I’m an academic. I use MS Word every single day. A huge percentage of my life has been spent with this one program. And yet I loathe it in just about the deepest way possible. I find it completely untrustworthy and unnecessarily difficult, all under a smug veneer of being user-friendly.

It’s not just a case of using it a lot. I also use Photoshop, Inkscape, and InDesign a lot. I think they are all great. Occasionally I wish they’d do things a little better (come on, Inkscape, when are you going to have a Select by Fill and Stroke feature? get with it! don’t make me have to grok XML to do something simple and powerful like that!), but on the whole they allow me to do what I want to do with a minimum of struggle. They actually improve my overall productivity — their user paradigms and features are actually intuitive, useful, and accelerate my ability to put what is in my head into a digital form.
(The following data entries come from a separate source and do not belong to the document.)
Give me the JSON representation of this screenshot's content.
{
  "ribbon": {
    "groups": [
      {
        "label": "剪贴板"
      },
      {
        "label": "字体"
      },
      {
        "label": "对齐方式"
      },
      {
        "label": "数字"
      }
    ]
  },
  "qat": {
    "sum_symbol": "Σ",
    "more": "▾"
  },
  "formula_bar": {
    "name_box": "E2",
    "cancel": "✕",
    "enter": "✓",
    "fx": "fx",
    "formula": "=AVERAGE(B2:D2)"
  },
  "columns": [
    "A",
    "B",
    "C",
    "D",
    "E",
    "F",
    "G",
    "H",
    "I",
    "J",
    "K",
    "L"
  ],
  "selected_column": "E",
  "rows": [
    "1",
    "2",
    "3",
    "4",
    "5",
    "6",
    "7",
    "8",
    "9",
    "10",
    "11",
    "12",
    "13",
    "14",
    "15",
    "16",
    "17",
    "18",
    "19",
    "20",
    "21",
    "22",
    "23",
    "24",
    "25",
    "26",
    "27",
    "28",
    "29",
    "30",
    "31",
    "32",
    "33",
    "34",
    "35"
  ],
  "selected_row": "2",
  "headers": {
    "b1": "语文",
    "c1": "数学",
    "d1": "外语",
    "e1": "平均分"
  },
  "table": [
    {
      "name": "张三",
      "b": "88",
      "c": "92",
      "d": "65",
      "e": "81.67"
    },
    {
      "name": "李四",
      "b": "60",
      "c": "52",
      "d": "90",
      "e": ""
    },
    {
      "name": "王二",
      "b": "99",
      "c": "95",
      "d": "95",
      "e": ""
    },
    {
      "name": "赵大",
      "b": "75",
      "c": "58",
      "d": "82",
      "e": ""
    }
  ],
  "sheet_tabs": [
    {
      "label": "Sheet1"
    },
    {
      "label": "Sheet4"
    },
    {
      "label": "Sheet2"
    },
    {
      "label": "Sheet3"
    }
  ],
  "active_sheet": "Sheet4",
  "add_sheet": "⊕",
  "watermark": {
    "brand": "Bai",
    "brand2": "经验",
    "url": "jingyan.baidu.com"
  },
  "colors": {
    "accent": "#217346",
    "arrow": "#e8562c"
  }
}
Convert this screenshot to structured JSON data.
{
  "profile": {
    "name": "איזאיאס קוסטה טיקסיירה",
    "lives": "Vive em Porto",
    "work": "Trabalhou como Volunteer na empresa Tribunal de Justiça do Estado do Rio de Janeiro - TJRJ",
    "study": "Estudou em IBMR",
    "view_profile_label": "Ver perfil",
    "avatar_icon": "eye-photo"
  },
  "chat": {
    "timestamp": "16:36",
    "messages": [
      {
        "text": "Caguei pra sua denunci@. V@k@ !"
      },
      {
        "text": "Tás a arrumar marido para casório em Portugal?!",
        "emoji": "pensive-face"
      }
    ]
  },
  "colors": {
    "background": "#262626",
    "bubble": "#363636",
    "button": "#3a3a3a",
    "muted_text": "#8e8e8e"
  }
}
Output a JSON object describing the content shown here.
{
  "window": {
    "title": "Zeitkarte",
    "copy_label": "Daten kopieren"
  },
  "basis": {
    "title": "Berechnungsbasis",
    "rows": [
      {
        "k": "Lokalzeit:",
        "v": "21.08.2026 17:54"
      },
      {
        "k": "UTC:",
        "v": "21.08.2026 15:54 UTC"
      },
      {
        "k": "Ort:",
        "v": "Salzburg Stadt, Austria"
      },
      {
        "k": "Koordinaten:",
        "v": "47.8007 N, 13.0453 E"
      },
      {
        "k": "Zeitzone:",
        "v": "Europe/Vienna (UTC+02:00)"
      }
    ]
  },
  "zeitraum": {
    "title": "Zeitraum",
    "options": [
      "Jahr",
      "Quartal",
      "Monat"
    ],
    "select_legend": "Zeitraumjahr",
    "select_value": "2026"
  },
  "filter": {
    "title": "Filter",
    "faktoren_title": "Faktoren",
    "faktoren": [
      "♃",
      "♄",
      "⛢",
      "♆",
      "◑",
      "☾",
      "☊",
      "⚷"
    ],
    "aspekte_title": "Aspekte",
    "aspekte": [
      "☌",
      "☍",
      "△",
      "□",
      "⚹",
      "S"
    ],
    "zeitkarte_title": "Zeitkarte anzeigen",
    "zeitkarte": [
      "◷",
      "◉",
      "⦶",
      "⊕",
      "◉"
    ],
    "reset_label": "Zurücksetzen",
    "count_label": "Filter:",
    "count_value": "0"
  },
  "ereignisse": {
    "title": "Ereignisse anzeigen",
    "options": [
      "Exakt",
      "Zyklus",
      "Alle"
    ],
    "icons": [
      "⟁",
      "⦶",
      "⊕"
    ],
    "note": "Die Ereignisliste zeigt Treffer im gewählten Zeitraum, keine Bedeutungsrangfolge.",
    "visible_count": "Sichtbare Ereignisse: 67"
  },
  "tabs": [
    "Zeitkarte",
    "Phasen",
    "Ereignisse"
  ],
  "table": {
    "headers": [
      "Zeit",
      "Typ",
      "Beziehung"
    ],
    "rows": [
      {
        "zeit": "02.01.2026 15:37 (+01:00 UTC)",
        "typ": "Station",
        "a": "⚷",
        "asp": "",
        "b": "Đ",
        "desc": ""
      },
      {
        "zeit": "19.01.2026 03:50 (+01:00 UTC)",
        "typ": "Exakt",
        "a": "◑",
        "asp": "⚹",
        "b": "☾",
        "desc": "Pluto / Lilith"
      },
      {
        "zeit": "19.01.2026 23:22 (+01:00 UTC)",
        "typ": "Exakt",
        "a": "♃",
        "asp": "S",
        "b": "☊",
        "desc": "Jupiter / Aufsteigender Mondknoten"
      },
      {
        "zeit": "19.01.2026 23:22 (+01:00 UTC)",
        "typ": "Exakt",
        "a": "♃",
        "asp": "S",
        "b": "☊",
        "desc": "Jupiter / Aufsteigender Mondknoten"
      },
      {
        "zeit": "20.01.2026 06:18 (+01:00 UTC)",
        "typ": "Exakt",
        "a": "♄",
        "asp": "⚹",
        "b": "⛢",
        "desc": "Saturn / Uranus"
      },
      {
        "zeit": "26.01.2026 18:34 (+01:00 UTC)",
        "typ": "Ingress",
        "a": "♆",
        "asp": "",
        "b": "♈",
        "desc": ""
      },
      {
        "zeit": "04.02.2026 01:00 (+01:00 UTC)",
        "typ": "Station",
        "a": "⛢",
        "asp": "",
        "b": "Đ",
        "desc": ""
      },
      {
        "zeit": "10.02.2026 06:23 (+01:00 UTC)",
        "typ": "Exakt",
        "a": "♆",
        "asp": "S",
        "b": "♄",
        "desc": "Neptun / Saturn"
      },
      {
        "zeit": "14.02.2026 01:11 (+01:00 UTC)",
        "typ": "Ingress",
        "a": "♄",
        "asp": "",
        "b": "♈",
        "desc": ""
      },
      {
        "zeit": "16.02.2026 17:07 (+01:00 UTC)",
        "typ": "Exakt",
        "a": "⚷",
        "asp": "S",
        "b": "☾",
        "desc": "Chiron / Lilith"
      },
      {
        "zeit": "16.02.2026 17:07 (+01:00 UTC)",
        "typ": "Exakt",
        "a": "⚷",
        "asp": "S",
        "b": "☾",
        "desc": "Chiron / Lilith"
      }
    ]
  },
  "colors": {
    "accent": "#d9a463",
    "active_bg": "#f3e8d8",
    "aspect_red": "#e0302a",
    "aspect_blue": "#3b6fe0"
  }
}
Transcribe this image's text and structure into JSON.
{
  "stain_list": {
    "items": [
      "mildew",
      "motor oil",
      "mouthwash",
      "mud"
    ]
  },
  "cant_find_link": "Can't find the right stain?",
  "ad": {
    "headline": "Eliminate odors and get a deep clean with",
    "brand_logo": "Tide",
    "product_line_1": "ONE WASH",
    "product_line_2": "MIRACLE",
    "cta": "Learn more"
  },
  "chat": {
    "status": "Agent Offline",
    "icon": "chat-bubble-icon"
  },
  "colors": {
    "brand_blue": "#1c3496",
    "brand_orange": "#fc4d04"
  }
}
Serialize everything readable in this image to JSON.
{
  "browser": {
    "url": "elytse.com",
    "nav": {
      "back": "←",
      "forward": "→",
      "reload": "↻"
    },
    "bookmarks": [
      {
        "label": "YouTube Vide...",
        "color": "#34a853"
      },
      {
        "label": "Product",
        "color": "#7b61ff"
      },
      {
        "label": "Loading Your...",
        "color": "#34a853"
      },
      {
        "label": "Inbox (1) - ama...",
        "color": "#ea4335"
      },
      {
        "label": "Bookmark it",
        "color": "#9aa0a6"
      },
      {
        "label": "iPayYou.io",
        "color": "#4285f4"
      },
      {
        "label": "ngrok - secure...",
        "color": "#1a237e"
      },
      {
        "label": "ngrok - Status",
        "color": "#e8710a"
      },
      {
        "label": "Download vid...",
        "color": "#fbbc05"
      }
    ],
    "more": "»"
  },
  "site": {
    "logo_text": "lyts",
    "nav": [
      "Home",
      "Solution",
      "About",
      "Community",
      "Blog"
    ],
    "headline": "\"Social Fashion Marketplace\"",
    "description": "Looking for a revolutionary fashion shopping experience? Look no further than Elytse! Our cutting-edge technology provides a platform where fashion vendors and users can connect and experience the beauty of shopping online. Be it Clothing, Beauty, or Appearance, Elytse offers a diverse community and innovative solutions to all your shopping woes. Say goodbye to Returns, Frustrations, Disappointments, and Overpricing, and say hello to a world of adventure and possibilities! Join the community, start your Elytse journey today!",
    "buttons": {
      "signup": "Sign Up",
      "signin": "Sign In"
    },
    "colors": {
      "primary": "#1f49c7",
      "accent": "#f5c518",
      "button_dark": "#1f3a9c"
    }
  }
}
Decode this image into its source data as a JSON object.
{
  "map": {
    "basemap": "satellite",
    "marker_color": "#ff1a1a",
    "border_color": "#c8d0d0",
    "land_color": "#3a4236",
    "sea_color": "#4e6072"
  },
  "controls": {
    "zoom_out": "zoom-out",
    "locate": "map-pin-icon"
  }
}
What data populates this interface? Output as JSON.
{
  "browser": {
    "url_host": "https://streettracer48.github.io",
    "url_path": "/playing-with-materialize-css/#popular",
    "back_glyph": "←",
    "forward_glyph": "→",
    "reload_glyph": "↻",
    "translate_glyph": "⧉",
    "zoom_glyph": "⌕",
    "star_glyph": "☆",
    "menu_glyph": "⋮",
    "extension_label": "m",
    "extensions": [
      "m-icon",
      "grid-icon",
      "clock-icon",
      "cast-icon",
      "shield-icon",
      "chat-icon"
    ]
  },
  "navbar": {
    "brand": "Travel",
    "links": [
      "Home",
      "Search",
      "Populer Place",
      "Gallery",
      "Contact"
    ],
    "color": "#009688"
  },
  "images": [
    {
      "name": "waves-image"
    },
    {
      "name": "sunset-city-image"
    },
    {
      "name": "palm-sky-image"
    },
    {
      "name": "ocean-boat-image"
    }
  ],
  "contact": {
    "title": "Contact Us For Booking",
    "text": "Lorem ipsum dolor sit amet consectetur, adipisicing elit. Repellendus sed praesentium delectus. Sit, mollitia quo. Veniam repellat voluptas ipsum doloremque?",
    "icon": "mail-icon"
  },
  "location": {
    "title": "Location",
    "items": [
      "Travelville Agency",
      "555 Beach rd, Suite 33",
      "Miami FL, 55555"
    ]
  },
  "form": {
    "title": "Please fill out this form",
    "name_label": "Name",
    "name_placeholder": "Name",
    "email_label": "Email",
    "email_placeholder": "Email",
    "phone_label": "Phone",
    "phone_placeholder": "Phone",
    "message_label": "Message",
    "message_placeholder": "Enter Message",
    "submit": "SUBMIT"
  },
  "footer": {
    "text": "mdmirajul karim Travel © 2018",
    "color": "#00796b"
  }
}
Word does not. I find myself fighting with the program more than even using it. In many ways it makes more difficult the simple transcription of ideas, much less more complicated things. (I use a lot of figures in documents. Word is so sub-par with in-line figures that I recommend my students to just not bother. They waste hours on it and it comes out looking lousy anyway.)

Why do I put up with it? Because I haven’t found an alternative yet that didn’t make me re-learn another whole system that didn’t seem to provide something identical (same cluttered interface, same mouse-driven GUI, same misguided ideas that they should try to make my document creator also serve as an HTML editor, same poor lack of figure support, etc.). Because compatibility of file formats matters. Because everything I have is written in MS Word. Because I keep hoping, against all evidence, that someday, SOMEDAY Microsoft will bother making Word robust and with useful features.

But then again, I haven’t spent much time looking around at others, either. Because that requires investment too. OO.org Writer seems bloated, slow, and just an attempt at an open-source equivalent of a broken product (Word). Abiword looks cartoonish and unprofessional, and had compatibility problems with my old files last time I tried to use it. I’m not against paying for a word processor but I can’t sink hundreds of dollars into something I don’t know is going to do the job. I know Word can do the job, only because I’ve learned how to suppress all of its bad habits. Do I want to relearn all of that? No.

I wish I could quit you, Word. You beat up on me all day long and I, like an abused spouse, keep telling myself that maybe you’ll get better, maybe you’ll change. Someday you’ll go too far! sigh.

@Shmork

I feel bad for u…However this is a good opportunity to write a new word processor…and start a micro ISV…

+1 for WP’s reveal codes. I liked Wordstar, too.

Word is so bad that the simplest explanation is some kind of corporate malevolence – no one can imagine that’s the best way to do anything.

I have some books on WordPerfect that I’ve been trying to sell for years.

uhrg! formatted text, what a nighmare era of history that was.

Thank heaven for Twitter and other text based communications where the words count ;0)

Sadly my company still uses Word Perfect. The execs are never too happy when they receive .doc files from other companies…

Programmers can make bad decisions when running a company? Rick Wagoner is relieved.

You’re making me feel young. I was 10 years old in 1992. I don’t believe I have ever opened a document in Word Perfect (heard about it often though). Now I actually know what all those crazy people who hated Windows were talking about. Hmm. They still seem crazy though :).

I think MS Word gets things done.

I don’t understand what people are winning about. I use Word once or twice a week to write memos or stuff. Works great. Don’t know about advanced features. Don’t care. It just works. Never crashed on me.

Looking down on Word is easy, makes you look cool and elite. Yeah vim and latex rocks. Sorry I have a business to run.